Feodorova Valentina A, Sayapina Lidiya V, Motin Vladimir L
Department for Anthroponosis and Zoonotic Diseases, Saratov Scientific and Research Veterinary Institute of the Federal Agency for Scientific Organizations, Saratov, 410028, Russia.
Department of Vaccine Control, Scientific Center for Expertise of Medical Application Products, Moscow, 121002, Russia.
Methods Mol Biol. 2016;1403:487-98. doi: 10.1007/978-1-4939-3387-7_27.

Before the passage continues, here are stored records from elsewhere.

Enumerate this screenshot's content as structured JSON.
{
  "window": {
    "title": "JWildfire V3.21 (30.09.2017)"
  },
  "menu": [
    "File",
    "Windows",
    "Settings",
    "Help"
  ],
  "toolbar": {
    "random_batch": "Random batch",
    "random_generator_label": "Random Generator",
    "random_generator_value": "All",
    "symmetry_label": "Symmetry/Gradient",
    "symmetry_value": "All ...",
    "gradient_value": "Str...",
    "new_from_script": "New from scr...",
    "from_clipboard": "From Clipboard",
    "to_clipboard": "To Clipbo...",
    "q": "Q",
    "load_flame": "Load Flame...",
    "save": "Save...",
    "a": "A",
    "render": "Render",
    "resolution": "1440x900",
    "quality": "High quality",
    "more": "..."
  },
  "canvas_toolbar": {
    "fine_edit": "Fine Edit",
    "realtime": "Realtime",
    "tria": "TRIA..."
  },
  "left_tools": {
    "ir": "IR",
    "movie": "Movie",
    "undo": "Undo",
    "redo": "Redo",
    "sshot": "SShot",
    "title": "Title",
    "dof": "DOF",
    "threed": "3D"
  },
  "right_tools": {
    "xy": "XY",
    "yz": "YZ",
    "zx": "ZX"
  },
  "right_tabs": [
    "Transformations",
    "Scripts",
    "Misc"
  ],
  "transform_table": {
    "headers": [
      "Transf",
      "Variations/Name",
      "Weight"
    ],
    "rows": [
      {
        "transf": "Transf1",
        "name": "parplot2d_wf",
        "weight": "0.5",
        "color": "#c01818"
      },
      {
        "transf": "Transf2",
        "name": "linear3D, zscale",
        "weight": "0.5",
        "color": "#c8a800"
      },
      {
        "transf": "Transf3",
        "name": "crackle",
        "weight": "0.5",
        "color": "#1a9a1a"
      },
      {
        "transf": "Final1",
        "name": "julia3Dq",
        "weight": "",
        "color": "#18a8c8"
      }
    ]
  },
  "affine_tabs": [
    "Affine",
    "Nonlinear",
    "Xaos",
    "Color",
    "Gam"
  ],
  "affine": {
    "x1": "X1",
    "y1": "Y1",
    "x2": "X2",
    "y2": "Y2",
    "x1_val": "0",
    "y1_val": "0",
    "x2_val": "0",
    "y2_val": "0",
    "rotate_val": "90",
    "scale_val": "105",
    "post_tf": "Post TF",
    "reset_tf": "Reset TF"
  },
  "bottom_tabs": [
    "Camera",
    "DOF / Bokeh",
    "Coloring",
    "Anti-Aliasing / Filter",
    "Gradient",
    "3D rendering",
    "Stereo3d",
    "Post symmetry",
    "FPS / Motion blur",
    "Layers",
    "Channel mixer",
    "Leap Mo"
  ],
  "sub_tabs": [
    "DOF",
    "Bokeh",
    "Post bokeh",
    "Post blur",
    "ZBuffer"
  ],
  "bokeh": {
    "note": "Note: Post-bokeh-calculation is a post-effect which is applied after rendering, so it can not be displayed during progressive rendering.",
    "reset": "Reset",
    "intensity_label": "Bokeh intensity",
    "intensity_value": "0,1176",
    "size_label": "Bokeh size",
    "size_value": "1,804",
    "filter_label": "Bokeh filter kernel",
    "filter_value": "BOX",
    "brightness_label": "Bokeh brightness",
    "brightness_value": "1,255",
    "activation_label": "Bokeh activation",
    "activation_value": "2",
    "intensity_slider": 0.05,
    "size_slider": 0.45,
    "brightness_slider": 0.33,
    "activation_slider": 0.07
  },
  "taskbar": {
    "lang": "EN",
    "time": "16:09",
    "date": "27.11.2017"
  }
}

Since its creation in the early twentieth century, live plague vaccine EV has been successfully applied to millions of people without severe complications. This vaccine has been proven to elicit protection against both bubonic and pneumonic plague, and it is still in use in populations at risk mainly in the countries of the former Soviet Union. Despite extensive efforts in developing subunit vaccines, there is a reviving interest in creation of a precisely attenuated strain of Yersinia pestis superior to the EV that can serve as a live plague vaccine with improved characteristics. Here we summarize decades of experience of the Russian anti-plague research in developing a standard protocol for early-stage evaluation of safety and immunogenicity of live plague vaccines. This protocol allows step-by-step comparison of the novel test candidates with the EV vaccine by using subcutaneous immunization and bubonic plague infection models in two animal species, e.g., guinea pigs and mice.
自20世纪初问世以来,鼠疫活菌疫苗EV已成功应用于数百万人,且无严重并发症。该疫苗已被证明可引发针对腺鼠疫和肺鼠疫的保护作用,目前仍在前苏联国家主要用于高危人群。尽管在开发亚单位疫苗方面付出了巨大努力,但人们对创建一种比EV更优良的精确减毒鼠疫耶尔森菌菌株的兴趣正在复苏,该菌株可作为具有改进特性的鼠疫活菌疫苗。在此,我们总结了俄罗斯抗鼠疫研究几十年来在制定鼠疫活菌疫苗安全性和免疫原性早期评估标准方案方面的经验。该方案允许通过在两种动物物种(如豚鼠和小鼠)中使用皮下免疫和腺鼠疫感染模型,将新型测试候选疫苗与EV疫苗进行逐步比较。